The stranger grins. “Oh, we definitely have. You were jogging by near the park, the other day! Never caught your name.”

Tooru hesitates at that. This person doesn’t seem like he’s going to report him, like he first suspected, but maybe the fact that he can turn into a cat has something to do with that. Is it a thing for magical people to out each other? Probably not… right?

“What, not even a hello? Don’t be rude, I know you can see and hear me.”

Or maybe he’s crazy. Maybe he’s officially gone crazy, and the amount of stress he’s been experiencing lately has finally pushed him over the edge. Maybe he’s hallucinating this, cat-thing again, and if he tries hard enough he’ll disappear into smoke again.

He tries moving towards the cash registers, but the stranger grabs onto his wrist before he can move on.

Okay, maybe not a hallucination.

“Are we really gonna do this? Don’t be difficult, I just wanna have a friendly conversation. So… what’s your name?”

Nothing about this seems friendly, but Tooru manages to make a face. “O-Oikawa Tooru,” he squeaks out, voice shaky. He feels a few vines pules from his forearm, and he shudders trying to suppress the magic. Not here, not now, not in front of all these people.

“See, that wasn’t too hard, right?” he continues as if he doesn’t see Tooru’s discomfort. “I’m Kuroo Tetsurou. Do you need help with those?”

He points at Tooru’s basket, which is full of groceries. 

“N-no, I’m good! I was just about to check-out and leave, actually, so if you would excuse me…”

“Oh, that’s perfect! Do you have a moment to chat, then? There’s something I need to ask you.” Kuroo’s expression is coy as he smiles at him. He twitches back in annoyance. 

Tooru’s heart starts pounding. This isn’t good, this isn’t good, this isn’t good… what the hell does he want from me?

But Kuroo’s tone leaves no room for argument, and right now he really doesn’t want to upset the other. If things really get out of hand, Tooru’s sure he can protect himself, as long as they move to a more remote location. “Sure,” he tries to say as nonchalantly as possible.

“Great!” Kuroo cheers, pushing Tooru forward. “Then let’s hurry and check out. I don’t have much time left.”

 


  

At first, they don’t go very far, but they’re far enough from other people that for Tooru to relax a bit. Plastic bags bounce against his legs with each step. Kuroo looks straight ahead, never looking back to see if he’s following along, but there’s something about the way he moves that makes Tooru feel like he’s being carefully watched.

The overhanging threes soon become familiar, and Tooru realizes they’re at the local park, around where they first met. He rarely comes by during the day anymore, and the filtered light feels warm and strangely reassuring as they stomp through the dirt-trodden path. In the corner of his eye he sees the main path, which leads to the playgrounds and front entrance, but Kuroo walks in the opposite direction and soon enough they’re so far that Tooru can’t see it anymore.
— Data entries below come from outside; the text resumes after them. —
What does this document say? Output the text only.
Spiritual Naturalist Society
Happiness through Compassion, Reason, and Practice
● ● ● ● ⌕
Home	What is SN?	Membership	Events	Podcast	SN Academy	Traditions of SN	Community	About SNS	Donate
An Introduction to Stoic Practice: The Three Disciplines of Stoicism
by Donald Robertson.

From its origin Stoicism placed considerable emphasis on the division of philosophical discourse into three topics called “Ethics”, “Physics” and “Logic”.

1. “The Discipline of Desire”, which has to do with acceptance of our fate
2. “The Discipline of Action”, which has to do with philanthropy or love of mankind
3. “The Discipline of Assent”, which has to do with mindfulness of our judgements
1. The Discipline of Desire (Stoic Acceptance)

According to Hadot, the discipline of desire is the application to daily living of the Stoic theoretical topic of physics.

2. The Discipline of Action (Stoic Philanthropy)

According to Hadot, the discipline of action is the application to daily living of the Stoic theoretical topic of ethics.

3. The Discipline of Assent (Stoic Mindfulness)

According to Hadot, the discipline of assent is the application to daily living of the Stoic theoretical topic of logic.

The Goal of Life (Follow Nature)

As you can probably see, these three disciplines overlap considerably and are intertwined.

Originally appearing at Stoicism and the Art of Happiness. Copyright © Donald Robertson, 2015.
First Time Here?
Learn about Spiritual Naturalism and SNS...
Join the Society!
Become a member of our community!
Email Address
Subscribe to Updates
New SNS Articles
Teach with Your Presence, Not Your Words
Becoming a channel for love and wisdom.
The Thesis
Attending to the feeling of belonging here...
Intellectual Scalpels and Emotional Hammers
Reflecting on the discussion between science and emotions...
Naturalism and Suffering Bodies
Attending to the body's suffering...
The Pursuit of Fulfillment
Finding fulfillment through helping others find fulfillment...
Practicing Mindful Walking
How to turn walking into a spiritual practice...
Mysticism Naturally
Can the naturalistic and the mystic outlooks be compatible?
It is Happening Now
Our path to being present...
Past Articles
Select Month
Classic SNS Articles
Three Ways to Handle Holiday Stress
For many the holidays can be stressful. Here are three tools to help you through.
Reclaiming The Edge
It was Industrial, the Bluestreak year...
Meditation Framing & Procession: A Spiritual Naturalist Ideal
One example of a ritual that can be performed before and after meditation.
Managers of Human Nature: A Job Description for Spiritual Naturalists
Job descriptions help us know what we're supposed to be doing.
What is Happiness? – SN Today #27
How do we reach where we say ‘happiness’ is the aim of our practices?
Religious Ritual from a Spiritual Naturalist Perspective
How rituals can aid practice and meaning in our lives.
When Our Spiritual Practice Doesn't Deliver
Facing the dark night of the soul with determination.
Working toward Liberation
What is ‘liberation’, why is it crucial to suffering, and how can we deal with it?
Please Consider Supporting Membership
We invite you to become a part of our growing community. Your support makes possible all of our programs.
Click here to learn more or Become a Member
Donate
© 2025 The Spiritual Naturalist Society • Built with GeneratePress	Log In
They keep going - Tooru is too scared to say anything and stays silent. He doesn’t know how long they walk, and at one point he stops trying to count the minutes that pass. Finally, after what seems like forever, his legs aching, Kuroo stops and turns around with a bemused expression. They’re in a little clearing, the thicket of trees opening up to reveal a little meadow with grass and small wildflowers.

 “We’re here!” Kuroo says. 

“Where is… here, exactly? Why did you bring me here, anyways?”
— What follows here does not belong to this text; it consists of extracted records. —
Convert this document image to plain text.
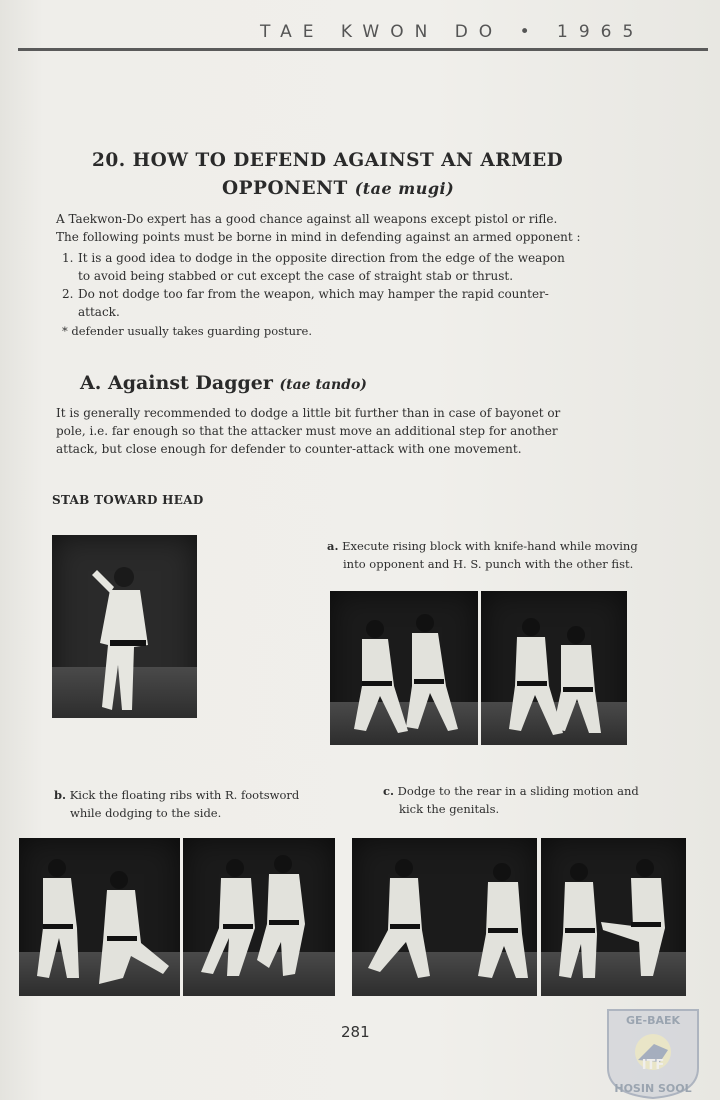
TAE KWON DO • 1965
20. HOW TO DEFEND AGAINST AN ARMED
OPPONENT (tae mugi)
A Taekwon-Do expert has a good chance against all weapons except pistol or rifle.
The following points must be borne in mind in defending against an armed opponent :
1. It is a good idea to dodge in the opposite direction from the edge of the weapon
to avoid being stabbed or cut except the case of straight stab or thrust.
2. Do not dodge too far from the weapon, which may hamper the rapid counter-
attack.
* defender usually takes guarding posture.
A. Against Dagger (tae tando)
It is generally recommended to dodge a little bit further than in case of bayonet or
pole, i.e. far enough so that the attacker must move an additional step for another
attack, but close enough for defender to counter-attack with one movement.
STAB TOWARD HEAD
a. Execute rising block with knife-hand while moving
into opponent and H. S. punch with the other fist.
b. Kick the floating ribs with R. footsword
while dodging to the side.
c. Dodge to the rear in a sliding motion and
kick the genitals.
281
GE-BAEK
ITF
HOSIN SOOL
“That’s a very good question… but well. It’s a bit of a long explanation.

Tooru bristles at that. Now that he thinks about it, he probably shouldn’t have let the creepy, magical stranger lead him far into the woods, away from any civilization. He wonders if anyone will find his body if he dies. He shakes away the morbid thought with a sigh. 

Kuroo, for a second, seems to melt into the ground. Tooru blinks, and just like last time, there’s a shadowy black cat in his place.

There’s silence. 

“I’m dreaming, right?” Tooru says to himself. “Please tell me I’m dreaming. Or at least tell me why you pressured me to come here. I don’t care if it’s a long explanation.”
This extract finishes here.